Mais esse é um acontecimento isolado no Brasil. Infelizmente não temos muitos outros exemplos para citar. Livros aqui não são itens de primeira necessidade para a população. Esse lugar é ocupado pelas telenovelas. Todo mundo comenta sobre o ultimo capitulo de Caminho das Índias, mas nunca de livros, como em muitos outros países.

MAAASSSSS, quando isso acontece, quando um livro estoura, atinge altos níveis de popularidade, e a população fica doida e corre e lota todas as livrarias, uma semelhança pode ser notada. Se eu colocar aqui sucessos de vendas recentes no Brasil, os blockbusters literários, será que consegues notar-la? Vamos la:

  • Harry Potter
  • Código da Vinci
  • O Segredo
  • O Caçador de Pipas
  • A Menina que Roubava Livros
  • Crepúsculo
Sim, nenhum autor nacional. De fato, o ultimo livro nacional que consigo lembrar que teve grande aclamação publica foi O Doce Veneno do Escorpião de Bruna Surfistinha. E isso foi em 2005!

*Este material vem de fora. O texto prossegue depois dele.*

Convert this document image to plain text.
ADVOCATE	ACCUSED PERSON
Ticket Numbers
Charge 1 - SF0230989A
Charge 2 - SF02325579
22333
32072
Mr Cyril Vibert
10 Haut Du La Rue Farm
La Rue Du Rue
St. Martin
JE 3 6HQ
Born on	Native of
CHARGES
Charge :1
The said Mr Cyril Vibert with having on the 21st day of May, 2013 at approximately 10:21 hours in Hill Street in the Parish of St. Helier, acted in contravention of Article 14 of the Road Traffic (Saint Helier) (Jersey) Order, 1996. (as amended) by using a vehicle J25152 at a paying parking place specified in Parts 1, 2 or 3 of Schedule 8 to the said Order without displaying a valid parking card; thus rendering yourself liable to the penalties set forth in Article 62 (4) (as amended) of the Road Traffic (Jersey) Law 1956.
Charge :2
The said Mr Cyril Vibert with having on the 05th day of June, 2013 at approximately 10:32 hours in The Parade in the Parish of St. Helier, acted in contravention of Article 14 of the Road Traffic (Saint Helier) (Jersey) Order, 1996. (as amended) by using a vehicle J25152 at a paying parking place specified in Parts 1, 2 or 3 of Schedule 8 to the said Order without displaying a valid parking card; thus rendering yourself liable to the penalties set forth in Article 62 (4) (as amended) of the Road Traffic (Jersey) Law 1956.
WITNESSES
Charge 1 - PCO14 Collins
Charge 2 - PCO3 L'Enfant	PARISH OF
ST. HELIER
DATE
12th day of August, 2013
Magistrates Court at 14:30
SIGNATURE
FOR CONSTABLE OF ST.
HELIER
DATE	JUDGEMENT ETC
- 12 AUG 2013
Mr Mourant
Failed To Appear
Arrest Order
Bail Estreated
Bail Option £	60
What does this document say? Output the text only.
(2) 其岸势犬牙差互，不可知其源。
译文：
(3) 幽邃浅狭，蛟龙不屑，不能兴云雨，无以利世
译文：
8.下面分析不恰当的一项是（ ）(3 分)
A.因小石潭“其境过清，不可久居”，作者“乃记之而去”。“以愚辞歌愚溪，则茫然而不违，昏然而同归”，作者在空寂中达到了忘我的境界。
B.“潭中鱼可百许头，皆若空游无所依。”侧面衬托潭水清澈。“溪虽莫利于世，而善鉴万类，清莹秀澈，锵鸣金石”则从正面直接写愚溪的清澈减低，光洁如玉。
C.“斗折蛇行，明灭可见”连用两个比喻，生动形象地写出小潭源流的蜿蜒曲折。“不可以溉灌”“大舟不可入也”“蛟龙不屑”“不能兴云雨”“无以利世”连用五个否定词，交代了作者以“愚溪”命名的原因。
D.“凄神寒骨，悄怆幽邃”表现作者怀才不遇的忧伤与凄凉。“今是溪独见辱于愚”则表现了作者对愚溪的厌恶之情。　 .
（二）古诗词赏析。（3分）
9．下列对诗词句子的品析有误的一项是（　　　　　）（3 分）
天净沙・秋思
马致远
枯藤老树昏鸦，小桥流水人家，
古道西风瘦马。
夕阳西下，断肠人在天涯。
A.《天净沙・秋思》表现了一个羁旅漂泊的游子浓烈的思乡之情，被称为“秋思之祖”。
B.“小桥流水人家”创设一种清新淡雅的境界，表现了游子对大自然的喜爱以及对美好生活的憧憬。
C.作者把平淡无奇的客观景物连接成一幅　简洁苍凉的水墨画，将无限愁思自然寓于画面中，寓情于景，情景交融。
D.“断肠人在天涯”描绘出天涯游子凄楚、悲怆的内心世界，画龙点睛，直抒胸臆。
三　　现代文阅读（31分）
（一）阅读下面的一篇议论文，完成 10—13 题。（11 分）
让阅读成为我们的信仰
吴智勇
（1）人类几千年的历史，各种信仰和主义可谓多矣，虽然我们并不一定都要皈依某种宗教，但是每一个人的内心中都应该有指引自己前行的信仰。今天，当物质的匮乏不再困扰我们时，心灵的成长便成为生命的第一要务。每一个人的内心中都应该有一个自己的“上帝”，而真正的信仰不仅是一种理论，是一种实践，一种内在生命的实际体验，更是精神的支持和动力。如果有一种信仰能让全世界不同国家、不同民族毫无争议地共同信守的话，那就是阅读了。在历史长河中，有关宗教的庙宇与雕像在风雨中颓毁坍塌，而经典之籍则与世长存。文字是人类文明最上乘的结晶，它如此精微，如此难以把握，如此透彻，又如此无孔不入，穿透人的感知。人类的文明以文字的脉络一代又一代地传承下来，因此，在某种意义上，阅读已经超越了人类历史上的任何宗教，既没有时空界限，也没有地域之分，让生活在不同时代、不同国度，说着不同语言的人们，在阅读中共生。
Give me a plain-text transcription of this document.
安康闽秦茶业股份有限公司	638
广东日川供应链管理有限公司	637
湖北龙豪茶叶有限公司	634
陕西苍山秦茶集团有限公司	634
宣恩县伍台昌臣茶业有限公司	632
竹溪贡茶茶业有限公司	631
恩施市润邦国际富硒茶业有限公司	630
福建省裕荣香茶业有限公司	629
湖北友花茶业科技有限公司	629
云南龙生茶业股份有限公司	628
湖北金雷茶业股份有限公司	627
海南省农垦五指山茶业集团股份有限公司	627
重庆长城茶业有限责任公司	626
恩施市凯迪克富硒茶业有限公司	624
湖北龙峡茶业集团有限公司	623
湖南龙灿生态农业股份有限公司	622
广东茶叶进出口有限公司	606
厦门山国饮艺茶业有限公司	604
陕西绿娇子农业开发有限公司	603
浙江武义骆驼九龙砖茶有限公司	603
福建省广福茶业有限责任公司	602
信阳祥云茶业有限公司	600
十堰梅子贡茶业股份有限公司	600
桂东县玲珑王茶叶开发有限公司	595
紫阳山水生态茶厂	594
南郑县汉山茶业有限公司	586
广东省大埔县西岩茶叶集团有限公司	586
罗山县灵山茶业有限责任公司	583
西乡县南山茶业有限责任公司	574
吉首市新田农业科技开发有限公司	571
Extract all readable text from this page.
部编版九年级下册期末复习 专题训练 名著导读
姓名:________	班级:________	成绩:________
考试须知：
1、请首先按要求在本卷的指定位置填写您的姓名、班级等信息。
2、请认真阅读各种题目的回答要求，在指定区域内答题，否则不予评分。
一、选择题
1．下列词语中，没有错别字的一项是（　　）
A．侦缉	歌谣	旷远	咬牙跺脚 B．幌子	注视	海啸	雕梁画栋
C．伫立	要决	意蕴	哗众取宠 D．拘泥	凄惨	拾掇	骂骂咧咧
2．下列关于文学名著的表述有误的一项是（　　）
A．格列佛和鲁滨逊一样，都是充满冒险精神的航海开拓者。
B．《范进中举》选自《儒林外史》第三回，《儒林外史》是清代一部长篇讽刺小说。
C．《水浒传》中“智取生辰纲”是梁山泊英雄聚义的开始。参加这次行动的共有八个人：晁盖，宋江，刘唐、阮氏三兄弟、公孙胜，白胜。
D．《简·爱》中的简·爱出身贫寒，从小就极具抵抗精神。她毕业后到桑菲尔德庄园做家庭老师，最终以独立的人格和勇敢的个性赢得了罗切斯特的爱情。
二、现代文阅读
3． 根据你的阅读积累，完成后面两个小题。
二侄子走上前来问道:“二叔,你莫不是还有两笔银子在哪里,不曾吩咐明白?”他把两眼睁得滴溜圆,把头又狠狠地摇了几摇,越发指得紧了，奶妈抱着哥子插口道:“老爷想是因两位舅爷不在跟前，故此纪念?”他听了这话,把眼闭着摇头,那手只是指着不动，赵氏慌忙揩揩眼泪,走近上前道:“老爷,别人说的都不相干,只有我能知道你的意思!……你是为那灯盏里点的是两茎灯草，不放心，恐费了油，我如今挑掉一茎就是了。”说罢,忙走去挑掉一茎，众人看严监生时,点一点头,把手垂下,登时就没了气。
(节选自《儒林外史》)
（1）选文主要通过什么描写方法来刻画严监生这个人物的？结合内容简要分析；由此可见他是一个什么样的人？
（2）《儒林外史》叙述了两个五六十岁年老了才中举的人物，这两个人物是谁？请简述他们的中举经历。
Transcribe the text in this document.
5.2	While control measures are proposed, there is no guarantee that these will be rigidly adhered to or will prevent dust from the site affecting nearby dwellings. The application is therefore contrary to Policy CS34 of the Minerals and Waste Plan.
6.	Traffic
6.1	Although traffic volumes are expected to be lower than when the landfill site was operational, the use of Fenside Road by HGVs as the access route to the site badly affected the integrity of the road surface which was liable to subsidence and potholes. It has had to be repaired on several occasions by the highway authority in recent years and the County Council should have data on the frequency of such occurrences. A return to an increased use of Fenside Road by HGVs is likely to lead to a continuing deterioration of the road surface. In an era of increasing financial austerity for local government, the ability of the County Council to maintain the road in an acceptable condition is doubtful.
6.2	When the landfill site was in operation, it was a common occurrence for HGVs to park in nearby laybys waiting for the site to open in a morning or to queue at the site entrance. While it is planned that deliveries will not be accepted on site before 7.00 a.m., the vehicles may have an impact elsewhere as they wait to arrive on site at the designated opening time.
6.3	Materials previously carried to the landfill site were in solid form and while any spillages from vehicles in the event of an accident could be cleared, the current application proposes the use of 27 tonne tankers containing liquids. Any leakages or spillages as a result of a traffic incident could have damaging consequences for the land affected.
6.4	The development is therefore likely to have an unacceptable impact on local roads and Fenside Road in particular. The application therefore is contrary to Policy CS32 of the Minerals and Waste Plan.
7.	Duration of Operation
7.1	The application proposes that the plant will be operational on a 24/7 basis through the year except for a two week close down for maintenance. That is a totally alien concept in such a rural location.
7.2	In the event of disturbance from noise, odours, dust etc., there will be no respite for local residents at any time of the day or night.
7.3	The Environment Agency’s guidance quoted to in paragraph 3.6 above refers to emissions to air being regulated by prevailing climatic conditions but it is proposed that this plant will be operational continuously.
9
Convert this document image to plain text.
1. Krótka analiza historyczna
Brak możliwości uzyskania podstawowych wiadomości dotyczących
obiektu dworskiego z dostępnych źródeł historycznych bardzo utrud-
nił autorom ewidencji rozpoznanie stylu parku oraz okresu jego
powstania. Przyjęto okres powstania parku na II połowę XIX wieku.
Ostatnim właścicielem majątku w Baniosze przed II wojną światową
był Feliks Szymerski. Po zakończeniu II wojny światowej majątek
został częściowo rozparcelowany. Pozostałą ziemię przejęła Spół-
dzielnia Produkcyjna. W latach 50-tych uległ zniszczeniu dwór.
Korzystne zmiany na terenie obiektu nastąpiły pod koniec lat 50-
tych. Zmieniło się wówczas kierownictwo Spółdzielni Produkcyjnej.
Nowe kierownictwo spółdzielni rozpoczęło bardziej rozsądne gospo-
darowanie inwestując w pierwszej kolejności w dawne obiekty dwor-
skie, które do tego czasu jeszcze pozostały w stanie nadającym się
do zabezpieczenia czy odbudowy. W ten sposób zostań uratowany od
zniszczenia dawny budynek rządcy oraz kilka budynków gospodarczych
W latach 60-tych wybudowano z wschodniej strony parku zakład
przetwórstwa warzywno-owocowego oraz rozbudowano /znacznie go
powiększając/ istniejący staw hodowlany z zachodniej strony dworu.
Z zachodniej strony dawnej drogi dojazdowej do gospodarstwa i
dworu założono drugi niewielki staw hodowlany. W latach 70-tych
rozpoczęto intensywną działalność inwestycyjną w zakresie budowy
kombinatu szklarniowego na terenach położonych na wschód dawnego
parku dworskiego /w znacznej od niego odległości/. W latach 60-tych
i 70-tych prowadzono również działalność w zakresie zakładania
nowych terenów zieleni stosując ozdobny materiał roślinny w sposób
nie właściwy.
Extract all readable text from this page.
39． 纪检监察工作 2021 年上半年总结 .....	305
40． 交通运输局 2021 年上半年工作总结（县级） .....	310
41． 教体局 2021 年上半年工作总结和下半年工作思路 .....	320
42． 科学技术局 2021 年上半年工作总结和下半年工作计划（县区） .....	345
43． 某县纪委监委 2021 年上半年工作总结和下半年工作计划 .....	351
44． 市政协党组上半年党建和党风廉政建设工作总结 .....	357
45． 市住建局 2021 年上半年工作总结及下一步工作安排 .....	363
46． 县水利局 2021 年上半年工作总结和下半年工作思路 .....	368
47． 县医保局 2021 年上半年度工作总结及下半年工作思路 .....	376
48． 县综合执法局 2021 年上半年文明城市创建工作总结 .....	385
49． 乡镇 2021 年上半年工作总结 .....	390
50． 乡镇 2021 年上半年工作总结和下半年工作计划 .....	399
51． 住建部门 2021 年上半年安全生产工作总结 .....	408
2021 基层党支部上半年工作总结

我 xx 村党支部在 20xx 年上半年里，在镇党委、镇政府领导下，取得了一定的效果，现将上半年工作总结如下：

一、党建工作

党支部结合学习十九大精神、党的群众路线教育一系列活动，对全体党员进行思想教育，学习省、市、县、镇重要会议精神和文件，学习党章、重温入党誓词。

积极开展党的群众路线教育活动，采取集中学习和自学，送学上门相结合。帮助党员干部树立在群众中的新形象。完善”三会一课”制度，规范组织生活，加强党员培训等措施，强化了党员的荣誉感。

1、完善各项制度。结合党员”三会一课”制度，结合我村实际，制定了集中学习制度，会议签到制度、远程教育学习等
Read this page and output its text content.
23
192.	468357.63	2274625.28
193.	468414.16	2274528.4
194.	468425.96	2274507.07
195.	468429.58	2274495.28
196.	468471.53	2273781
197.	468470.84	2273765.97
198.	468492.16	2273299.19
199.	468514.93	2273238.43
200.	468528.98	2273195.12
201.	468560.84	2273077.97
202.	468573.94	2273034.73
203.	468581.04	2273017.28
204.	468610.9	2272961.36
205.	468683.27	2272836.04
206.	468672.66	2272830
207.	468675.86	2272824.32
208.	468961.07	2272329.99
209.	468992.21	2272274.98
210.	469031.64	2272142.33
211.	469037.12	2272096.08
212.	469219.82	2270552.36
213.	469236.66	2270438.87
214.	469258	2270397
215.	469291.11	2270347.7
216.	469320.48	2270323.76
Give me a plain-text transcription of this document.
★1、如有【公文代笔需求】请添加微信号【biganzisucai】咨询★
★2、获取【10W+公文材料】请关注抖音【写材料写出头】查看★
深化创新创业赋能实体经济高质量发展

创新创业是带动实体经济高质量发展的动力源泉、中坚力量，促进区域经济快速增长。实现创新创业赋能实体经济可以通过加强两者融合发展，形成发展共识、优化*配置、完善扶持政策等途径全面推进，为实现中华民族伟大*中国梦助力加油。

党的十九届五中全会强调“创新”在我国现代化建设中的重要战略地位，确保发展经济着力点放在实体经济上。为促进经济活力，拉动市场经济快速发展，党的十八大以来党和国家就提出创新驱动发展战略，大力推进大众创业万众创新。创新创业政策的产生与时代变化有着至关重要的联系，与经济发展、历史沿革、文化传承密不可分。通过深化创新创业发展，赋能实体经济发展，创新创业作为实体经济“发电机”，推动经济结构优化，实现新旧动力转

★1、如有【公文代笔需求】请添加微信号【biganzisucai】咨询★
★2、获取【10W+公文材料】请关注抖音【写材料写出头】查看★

Muitas são as razões para isso. No Brasil existem mais editoras do que livrarias e apenas 10% das cidades brasileiras as possuem. Alem disso, no Brasil existem entre 1800 e 2000 livrarias, sendo que respeitando os índices sugeridos pela UNESCO, esse numero devia ser 1 para cada 10000 habitantes, ou seja, o Brasil deveria ter no mínimo 19,000 livrarias que somos aproximadamente 190 milhões de brasileiros. E com certeza, fatores internos burocráticos devem contribuir para essa triste realidade. Isso contribui para que a leitura nao seja encorajada no pais, e consequentemente, desestimula a produçao literária nacional.

Algo tem que ser feito !!!

terça-feira, 14 de julho de 2009

Hão de Chorar por Ela os Cinamomos..

Hão de chorar por ela os cinamomos,
Murchando as flores ao tombar do dia.
Dos laranjais hão de cair os pomos,
Lembrando-se daquela que os colhia.

As estrelas dirão — "Ai! nada somos,
Pois ela se morreu silente e fria.. . "
E pondo os olhos nela como pomos,
Hão de chorar a irmã que lhes sorria.

A lua, que lhe foi mãe carinhosa,
Que a viu nascer e amar, há de envolvê-la
Entre lírios e pétalas de rosa.

Os meus sonhos de amor serão defuntos...
E os arcanjos dirão no azul ao vê-la,
Pensando em mim: — "Por que não vieram juntos?"

Alphonsus de Guimaraens


As vezes, raras vezes, me deparo com poemas como esse q assustam por sua pura e brilhante perfeição em todos os conceitos por qual julgamos poesias. Ritmo perfeito, métrica igualmente boa. Emoção que transborda da caneta do escritor. E significado, muito significado. Uma pérola da poesia brasileira.